Education

Why We Have Public Schools


Why do we have public schools? Prior to the pervasive growth and ubiquity of the internet, it was easy to answer that question because a school’s objectives were clear and rarely questioned: 1) teach, 2) socialize and 3) provide custodial care. Today, two of the three do not apply, and that means big trouble. Let me address them in order.

Providing access to knowledge is one of three historical justifications for schools. Basically, parents had to send their children to schools because the knowledge was stored there, in textbooks and in the heads of teachers. However, today’s young people swim in a sea of information, 24/7. Of course, children need teachers to help them learn to read and master numbers, but, beyond that, a new approach is required. Young people must learn how to deal with the flood of information that surrounds them. They need guidance separating wheat from chaff. They need help formulating questions, and they need to develop the habit of seeking answers, not regurgitating them. They should be going to schools where they are expected and encouraged to discover, build and cooperate. Instead, most of them endure what I call ‘regurgitation education’ in institutions that expect them to memorize the periodic table, the names of 50 state capitals and the major rivers of the United States. These “What? questions must be replaced by “Why?” and “How?” lines of inquiry. After all, the answers to “What” questions like “What is the longest river in the world?” are on everyone’s tech device.  Schools must teach skepticism and encourage curiosity.

Socialization is the second historical justification for sending children to schools. Public school was where boys and girls expanded their worlds beyond family and where young people generally learned about each other. But socialization too has been turned on its head by technology. Today there’s an App for just about everything, including ways to communicate with friends and strangers. Today’s kids don’t need school for socialization in the usual sense of interacting with their peers, because there are literally hundreds of online places for that. ‘Socialization’ takes on new meanings when kids routinely text with ‘friends they’ve never met’ across the continent or an ocean. Again, schools must adapt to this new reality and help young people understand two fundamental messages: digital is forever; and that new friend who claims to be your age and gender may be a sick stalker or worse.
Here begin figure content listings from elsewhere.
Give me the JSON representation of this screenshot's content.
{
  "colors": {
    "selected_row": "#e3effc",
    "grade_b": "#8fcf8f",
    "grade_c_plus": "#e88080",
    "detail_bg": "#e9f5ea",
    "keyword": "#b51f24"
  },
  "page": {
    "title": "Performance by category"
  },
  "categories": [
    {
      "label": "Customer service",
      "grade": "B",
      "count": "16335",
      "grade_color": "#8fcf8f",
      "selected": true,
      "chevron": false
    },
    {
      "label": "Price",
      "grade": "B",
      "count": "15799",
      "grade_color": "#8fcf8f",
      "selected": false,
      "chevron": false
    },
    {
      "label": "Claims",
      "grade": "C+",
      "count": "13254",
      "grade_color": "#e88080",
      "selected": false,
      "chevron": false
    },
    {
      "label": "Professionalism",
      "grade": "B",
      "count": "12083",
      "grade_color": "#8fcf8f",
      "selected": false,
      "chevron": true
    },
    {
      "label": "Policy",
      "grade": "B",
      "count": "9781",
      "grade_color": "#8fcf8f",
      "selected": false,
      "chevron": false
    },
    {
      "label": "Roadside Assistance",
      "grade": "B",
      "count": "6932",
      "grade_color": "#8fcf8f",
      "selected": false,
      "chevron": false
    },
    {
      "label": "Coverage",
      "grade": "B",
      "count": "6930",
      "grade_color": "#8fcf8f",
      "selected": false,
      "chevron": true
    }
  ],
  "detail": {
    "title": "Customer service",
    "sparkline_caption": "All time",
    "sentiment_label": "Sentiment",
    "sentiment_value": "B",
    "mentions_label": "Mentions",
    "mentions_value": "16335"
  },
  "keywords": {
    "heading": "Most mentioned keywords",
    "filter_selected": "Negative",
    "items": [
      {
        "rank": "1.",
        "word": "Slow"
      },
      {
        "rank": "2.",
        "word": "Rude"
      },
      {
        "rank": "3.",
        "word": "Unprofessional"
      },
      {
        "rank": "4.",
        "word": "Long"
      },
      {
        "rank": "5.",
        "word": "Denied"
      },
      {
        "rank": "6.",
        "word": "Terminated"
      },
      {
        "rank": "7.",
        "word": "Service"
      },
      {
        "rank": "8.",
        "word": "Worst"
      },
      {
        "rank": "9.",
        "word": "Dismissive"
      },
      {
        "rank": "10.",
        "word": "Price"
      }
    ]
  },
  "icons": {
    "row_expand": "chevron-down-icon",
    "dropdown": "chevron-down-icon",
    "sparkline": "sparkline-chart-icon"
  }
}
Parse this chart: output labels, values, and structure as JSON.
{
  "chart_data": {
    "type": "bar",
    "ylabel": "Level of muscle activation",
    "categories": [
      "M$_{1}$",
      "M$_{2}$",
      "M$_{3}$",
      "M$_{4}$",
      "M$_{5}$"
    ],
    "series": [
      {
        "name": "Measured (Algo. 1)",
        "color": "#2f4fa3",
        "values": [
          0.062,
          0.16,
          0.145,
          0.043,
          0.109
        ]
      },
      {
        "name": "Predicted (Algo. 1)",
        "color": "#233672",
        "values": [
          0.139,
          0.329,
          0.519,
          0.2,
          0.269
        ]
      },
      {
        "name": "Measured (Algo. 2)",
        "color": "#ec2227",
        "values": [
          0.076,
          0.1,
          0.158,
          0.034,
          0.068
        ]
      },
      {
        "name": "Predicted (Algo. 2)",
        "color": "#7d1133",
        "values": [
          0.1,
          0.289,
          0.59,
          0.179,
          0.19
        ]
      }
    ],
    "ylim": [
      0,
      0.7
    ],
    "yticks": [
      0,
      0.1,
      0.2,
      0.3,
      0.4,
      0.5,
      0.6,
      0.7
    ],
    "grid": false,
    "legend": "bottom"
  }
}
Schools must harness technology to help young people create knowledge out of the flood of information that now surrounds them.

Because technology also isolates, schools need to harness its powers for group activities and projects. They should also create technology-free times that provide opportunities for old fashioned (and essential) face-to-face interaction.

Only custodial care, the third reason we send kids to schools, remains unchanged. Parents still need places to send their children during the work day to keep them safe. So does the larger society, which has long since rejected child labor and does not want kids on the streets. But when schools provide only custodial care and a marginal education that denies technology’s reach and power, young people–many of whom already battle overwhelming life challenges–walk away, as at least 6,000 do every school day, for an annual dropout total of over 1 million.

Tragically, those who remain in marginal schools may find themselves in danger, because the youthful energy that ought to be devoted to meaningful learning is inevitably released, somewhere. Often it comes out in bullying, cyberbullying and other forms of child abuse by children. Marginal education that values compliance, sorting and test scores above all else generally produces dangerous schools. Smart bored kids may–and often do–go after vulnerable children, sometimes with horrifying results. Bullying is widespread.  Boys who are bullied past their breaking point may try to hurt others, while girls are likely to try to hurt themselves.  

Unfortunately, those in charge of public education have not been paying attention to these seismic changes. Instead they are warring over teacher competence, test scores, merit pay and union rules, issues that are fundamentally irrelevant to the world children live in.

And the longer this battle rages and the longer we postpone addressing the real issues, the greater the damage to children and, ultimately, our social structure. The drug of (phony and superficial) “School Reform” is preventing us from addressing the real issue: we send our children to schools that are inappropriate for the 21st Century. That is the problem that must be faced head on–and solved.